Setbacks made us do more and better. I told my monster retinitis, you made me an author, when I was only an artist. I gave the entire royalty to my school. Several lifelong friendships formed including Aravind Eye Hospital. I wrote two more books.... A Poem to Courage, a sequel to Green Well Years
A subsequent book Multiple Facets of Madurai, is now in its seventh edition.

A group of girls from Church Park Convent, a school in Madras, came to visit me because my chapter was in their school lesson. The Tamil translation of Green Well Years published as En Madurai NinaivugaL என் மதுரை நினைவுகள்.

Mahima passed away a few years back. But I kept busy with a book on a caterpillars. I also continued to sketch heritage buildings. Sujatha Shankar, an eminent Madras architect, considers my perspective drawings the best. She asked that I come up with a book on Madras monuments, she is writing the text.

I also did a lot of watercolors including butterflies. I drew a large teddy bear with a butterfly sitting on its shoulder, in memory of Mahima. Angels would be taking lessons from Mahima, said Rev. Gallop in condolence letter.

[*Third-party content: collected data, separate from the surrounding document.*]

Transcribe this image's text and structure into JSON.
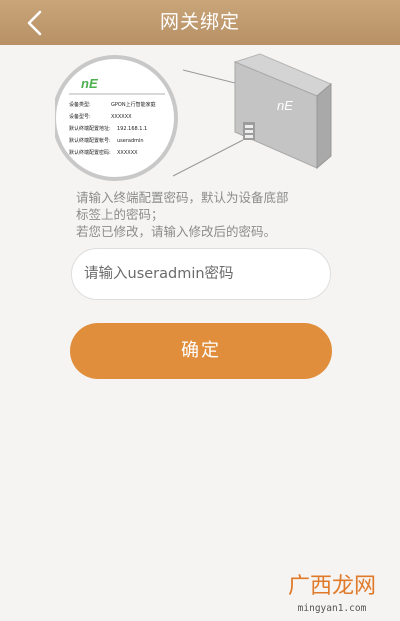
{
  "header": {
    "title": "网关绑定",
    "back_icon": "chevron-left-icon"
  },
  "illustration": {
    "logo": "nE",
    "label_rows": [
      {
        "key": "设备类型:",
        "value": "GPON上行智能家庭"
      },
      {
        "key": "设备型号:",
        "value": "XXXXXX"
      },
      {
        "key": "默认终端配置地址:",
        "value": "192.168.1.1"
      },
      {
        "key": "默认终端配置帐号:",
        "value": "useradmin"
      },
      {
        "key": "默认终端配置密码:",
        "value": "XXXXXX"
      }
    ]
  },
  "hint": {
    "line1": "请输入终端配置密码，默认为设备底部",
    "line2": "标签上的密码；",
    "line3": "若您已修改，请输入修改后的密码。"
  },
  "password_field": {
    "placeholder": "请输入useradmin密码",
    "value": ""
  },
  "confirm_button": {
    "label": "确定"
  },
  "watermark": {
    "text": "广西龙网",
    "url": "mingyan1.com"
  },
  "colors": {
    "header": "#bf9a6f",
    "button": "#e08e3c",
    "background": "#f5f4f2",
    "watermark": "#e07a2a"
  }
}
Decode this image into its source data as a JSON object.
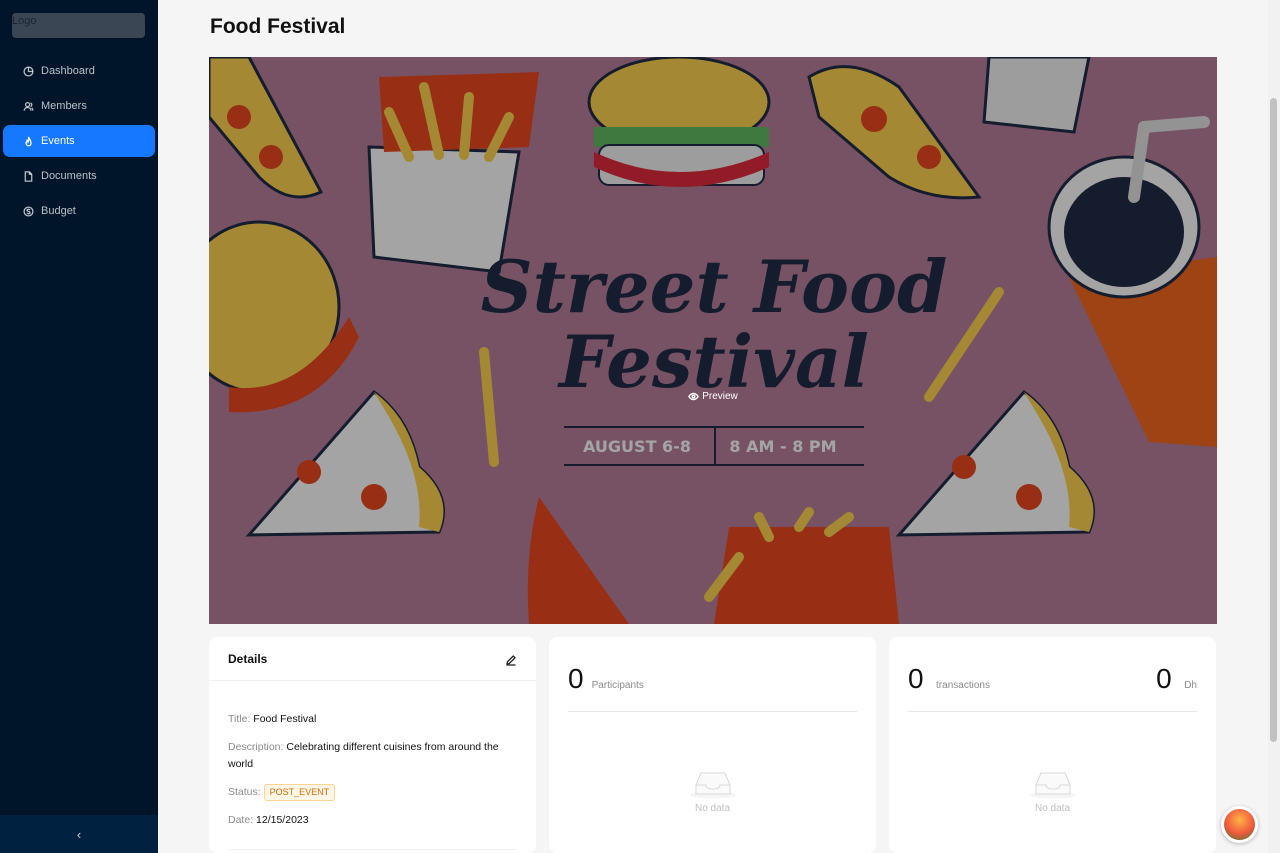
{
  "sidebar": {
    "logo": "Logo",
    "items": [
      {
        "label": "Dashboard",
        "icon": "pie-chart-icon"
      },
      {
        "label": "Members",
        "icon": "team-icon"
      },
      {
        "label": "Events",
        "icon": "fire-icon",
        "active": true
      },
      {
        "label": "Documents",
        "icon": "file-icon"
      },
      {
        "label": "Budget",
        "icon": "dollar-icon"
      }
    ],
    "collapse_icon": "chevron-left-icon"
  },
  "page": {
    "title": "Food Festival"
  },
  "banner": {
    "preview_label": "Preview",
    "poster": {
      "line1": "Street Food",
      "line2": "Festival",
      "dates": "AUGUST 6-8",
      "hours": "8 AM - 8 PM"
    }
  },
  "details": {
    "header": "Details",
    "title_label": "Title:",
    "title_value": "Food Festival",
    "description_label": "Description:",
    "description_value": "Celebrating different cuisines from around the world",
    "status_label": "Status:",
    "status_value": "POST_EVENT",
    "date_label": "Date:",
    "date_value": "12/15/2023"
  },
  "participants": {
    "count": "0",
    "label": "Participants",
    "empty_text": "No data"
  },
  "transactions": {
    "count": "0",
    "label": "transactions",
    "amount": "0",
    "currency": "Dh",
    "empty_text": "No data"
  },
  "colors": {
    "sidebar_bg": "#001529",
    "accent": "#1677ff",
    "banner_bg": "#8a5673",
    "status_tag": "#d46b08"
  }
}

---End of Manohar Devadoss speech------

Essays on Art
Notes of Lectures attended


3 comments:

  1. Touched, I am reading this piece sitting in my terrace listening to the morning calls of cuckoo, roosters, crows and other birds whose names I know not, an area in which I was not initiated by Swami sir yet. The SUN which comes at 1 down has not come yet, the day is still in the hands of the unseen openers, it is breezy here.
    I know what whether awaits me for the rest of the day so I am soaking myself in this whether and mood like a rasagulla in the jira. I long to leave not the infancy of the day, I put my best to absorb all that I could with all my senses but alas it is this effort to articulate that comes between me and my experience. But here I see a man who is sharing the world his experiences much enhanced from what he had received, is just unimaginable, I am feeling blank to think of his positivity towards life, which in my opinion could have been kinder with him, but I understand that, that is not the point here, what counts is how he made the most out of that life. Salutes sir. Thanks Annae for sharing this with us.